The United States led an extensive campaign to "burn-and-imprison" the Navajos, administered by Colonel Christopher "Kit" Carson and Ute mercenaries, historic enemies of the Navajos. Barboncito made peaceful overtures to General James H. Carleton, Carson's commanding officer, in 1862, but the assault against the Navajo people dragged on.

Carson destroyed fields, orchards, and hogans—an earth-covered Navajo dwelling—and he confiscated cattle from the Continental Divide to the Colorado River. Though only 78 of the 12,000 Navajo people were killed, Carson's efforts crushed the Navajo spirit. By 1864, he had devastated Cañon de Chelly, hacking down thousands of peach trees and obliterating acres of corn fields. Eventually, a shortage of food and supplies forced the Navajos to surrender their sacred stronghold.

In 1864 Barboncito was captured in his hometown of Cañon de Chelly by troops under the command of Colonel Christopher “Kit” Carson. After experiencing the terrible conditions under Colonel Christopher “Kit” Carson, Barboncito escaped with about 500 followers in June 1865.

That same year, the "Long Walk" began, in which 8,000 Navajo people — two-thirds of the entire tribe — were escorted by 2,400 soldiers across 300 miles to Bosque Redondo, New Mexico. Almost 200 of the Indians died en route. The remaining 4,000 Navajos escaped west with Manuelito, who eventually surrendered in 1866 (two months before Barboncito). Barboncito was the last Navajo leader to be captured and led to Bosque Redondo. Once he found conditions there worse than imagined, he escaped and returned to Cañon de Chelly, but he was recaptured.

In 1868, Barboncito, Manuelito, and a delegation of chiefs traveled to Washington, D.C., after General Carleton had been transferred from Fort Sumner at Bosque Redondo and could no longer inflict his policies on the Navajo. Barboncito was granted great status by the whites—more authority than would have been accorded him by tribal custom. He played a leading role in negotiations with General William T. Sherman and Colonel Samuel F. Tappan, telling them that the creator of the Navajo people had warned the tribe never to go east of the Rio Grande River.

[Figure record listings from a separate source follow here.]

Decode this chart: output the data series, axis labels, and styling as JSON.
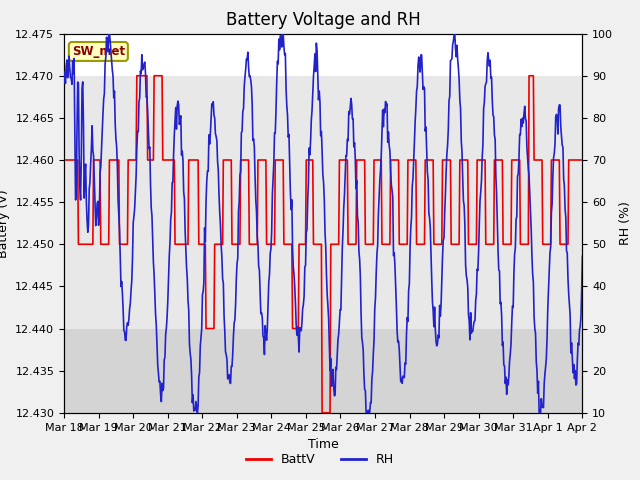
{
  "title": "Battery Voltage and RH",
  "xlabel": "Time",
  "ylabel_left": "Battery (V)",
  "ylabel_right": "RH (%)",
  "ylim_left": [
    12.43,
    12.475
  ],
  "ylim_right": [
    10,
    100
  ],
  "yticks_left": [
    12.43,
    12.435,
    12.44,
    12.445,
    12.45,
    12.455,
    12.46,
    12.465,
    12.47,
    12.475
  ],
  "yticks_right": [
    10,
    20,
    30,
    40,
    50,
    60,
    70,
    80,
    90,
    100
  ],
  "xtick_labels": [
    "Mar 18",
    "Mar 19",
    "Mar 20",
    "Mar 21",
    "Mar 22",
    "Mar 23",
    "Mar 24",
    "Mar 25",
    "Mar 26",
    "Mar 27",
    "Mar 28",
    "Mar 29",
    "Mar 30",
    "Mar 31",
    "Apr 1",
    "Apr 2"
  ],
  "station_label": "SW_met",
  "bg_color": "#f0f0f0",
  "plot_bg_color": "#f0f0f0",
  "band_top_color": "#ffffff",
  "band_mid_color": "#e8e8e8",
  "band_bot_color": "#d4d4d4",
  "batt_color": "#ee0000",
  "rh_color": "#2222cc",
  "legend_batt": "BattV",
  "legend_rh": "RH",
  "title_fontsize": 12,
  "axis_fontsize": 9,
  "tick_fontsize": 8
}
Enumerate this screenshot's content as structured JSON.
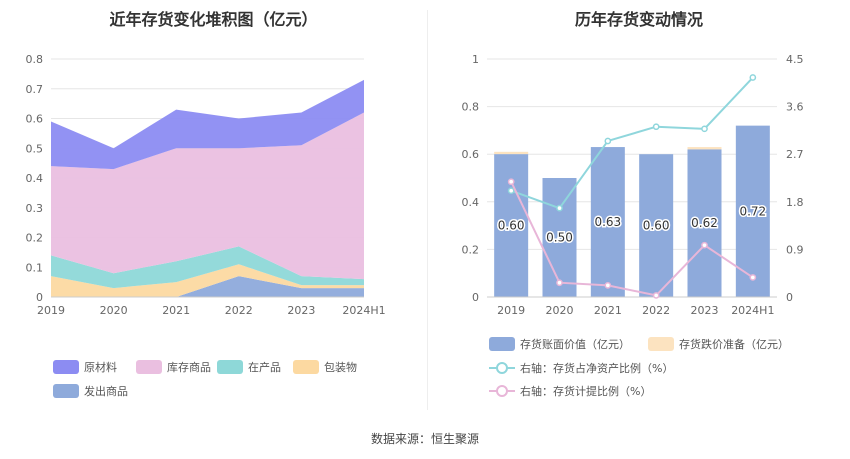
{
  "source_note": "数据来源：恒生聚源",
  "chart_data": [
    {
      "type": "area",
      "stacked": true,
      "title": "近年存货变化堆积图（亿元）",
      "categories": [
        "2019",
        "2020",
        "2021",
        "2022",
        "2023",
        "2024H1"
      ],
      "ylim": [
        0,
        0.8
      ],
      "yticks": [
        "0",
        "0.1",
        "0.2",
        "0.3",
        "0.4",
        "0.5",
        "0.6",
        "0.7",
        "0.8"
      ],
      "grid": true,
      "legend_position": "bottom-left",
      "series": [
        {
          "name": "发出商品",
          "color": "#8eaadb",
          "values": [
            0.0,
            0.0,
            0.0,
            0.07,
            0.03,
            0.03
          ]
        },
        {
          "name": "包装物",
          "color": "#fcd9a1",
          "values": [
            0.07,
            0.03,
            0.05,
            0.04,
            0.01,
            0.01
          ]
        },
        {
          "name": "在产品",
          "color": "#8ed8d8",
          "values": [
            0.07,
            0.05,
            0.07,
            0.06,
            0.03,
            0.02
          ]
        },
        {
          "name": "库存商品",
          "color": "#eabfe0",
          "values": [
            0.3,
            0.35,
            0.38,
            0.33,
            0.44,
            0.56
          ]
        },
        {
          "name": "原材料",
          "color": "#8c8cf2",
          "values": [
            0.15,
            0.07,
            0.13,
            0.1,
            0.11,
            0.11
          ]
        }
      ],
      "legend_order": [
        "原材料",
        "库存商品",
        "在产品",
        "包装物",
        "发出商品"
      ]
    },
    {
      "type": "bar",
      "title": "历年存货变动情况",
      "categories": [
        "2019",
        "2020",
        "2021",
        "2022",
        "2023",
        "2024H1"
      ],
      "ylim": [
        0,
        1
      ],
      "yticks": [
        "0",
        "0.2",
        "0.4",
        "0.6",
        "0.8",
        "1"
      ],
      "y2lim": [
        0,
        4.5
      ],
      "y2ticks": [
        "0",
        "0.9",
        "1.8",
        "2.7",
        "3.6",
        "4.5"
      ],
      "grid": true,
      "legend_position": "bottom",
      "bar_series": [
        {
          "name": "存货账面价值（亿元）",
          "color": "#8eaadb",
          "values": [
            0.6,
            0.5,
            0.63,
            0.6,
            0.62,
            0.72
          ],
          "labels": [
            "0.60",
            "0.50",
            "0.63",
            "0.60",
            "0.62",
            "0.72"
          ]
        },
        {
          "name": "存货跌价准备（亿元）",
          "color": "#fce3c0",
          "values": [
            0.01,
            0.0,
            0.0,
            0.0,
            0.01,
            0.0
          ]
        }
      ],
      "line_series": [
        {
          "name": "右轴：存货占净资产比例（%）",
          "color": "#8fd6dc",
          "values": [
            2.01,
            1.68,
            2.95,
            3.22,
            3.18,
            4.15
          ]
        },
        {
          "name": "右轴：存货计提比例（%）",
          "color": "#e8b6d8",
          "values": [
            2.18,
            0.27,
            0.22,
            0.03,
            0.98,
            0.37
          ]
        }
      ]
    }
  ]
}
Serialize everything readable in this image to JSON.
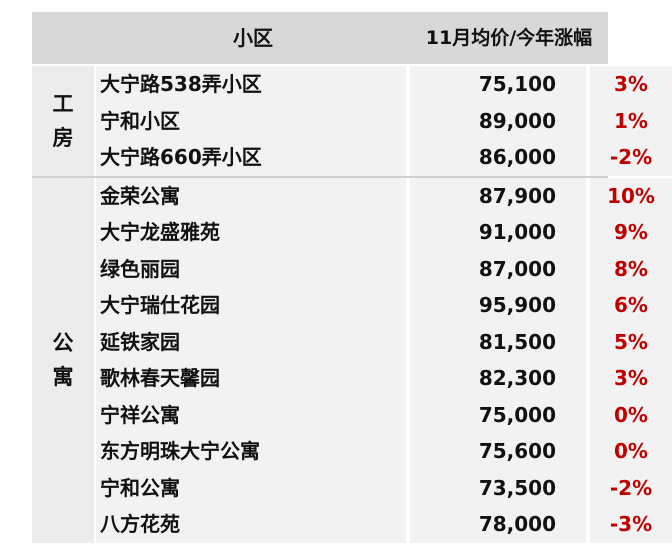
{
  "header": {
    "name": "小区",
    "price": "11月均价/今年涨幅"
  },
  "groups": [
    {
      "category": "工房",
      "rows": [
        {
          "name": "大宁路538弄小区",
          "price": "75,100",
          "change": "3%"
        },
        {
          "name": "宁和小区",
          "price": "89,000",
          "change": "1%"
        },
        {
          "name": "大宁路660弄小区",
          "price": "86,000",
          "change": "-2%"
        }
      ]
    },
    {
      "category": "公寓",
      "rows": [
        {
          "name": "金荣公寓",
          "price": "87,900",
          "change": "10%"
        },
        {
          "name": "大宁龙盛雅苑",
          "price": "91,000",
          "change": "9%"
        },
        {
          "name": "绿色丽园",
          "price": "87,000",
          "change": "8%"
        },
        {
          "name": "大宁瑞仕花园",
          "price": "95,900",
          "change": "6%"
        },
        {
          "name": "延铁家园",
          "price": "81,500",
          "change": "5%"
        },
        {
          "name": "歌林春天馨园",
          "price": "82,300",
          "change": "3%"
        },
        {
          "name": "宁祥公寓",
          "price": "75,000",
          "change": "0%"
        },
        {
          "name": "东方明珠大宁公寓",
          "price": "75,600",
          "change": "0%"
        },
        {
          "name": "宁和公寓",
          "price": "73,500",
          "change": "-2%"
        },
        {
          "name": "八方花苑",
          "price": "78,000",
          "change": "-3%"
        }
      ]
    }
  ],
  "colors": {
    "change_text": "#c00000",
    "header_bg": "#d8d8d8",
    "cell_bg": "#f2f2f2"
  }
}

However, the US government was not inclined to return all their land to the Navajos. Sherman provided Barboncito and the other chiefs with three choices: go east to Indian Territory, relocate in New Mexico and be governed by the laws of that territory, or return to a diminished portion of their original lands. The Navajos chose the last option. On June 1, 1868, the Navajo leaders, including Barboncito, signed the Treaty of Bosque Redondo with the U.S. government. As reprinted in Wilcombe Washburn's American Indian and the United States: A Documentary History, the agreement begins: "From this day forward all war between the parties to this agreement shall forever cease." He is thought to have been buried with a handwritten copy of the treaty.

== Death and legacy ==
Barboncito was a gifted negotiator, as well as talented ceremonial singer. Shortly after the Bosque Redondo treaty was enacted, Barboncito died in 1871, at the age of 50 in his home village at Cañon de Chelly.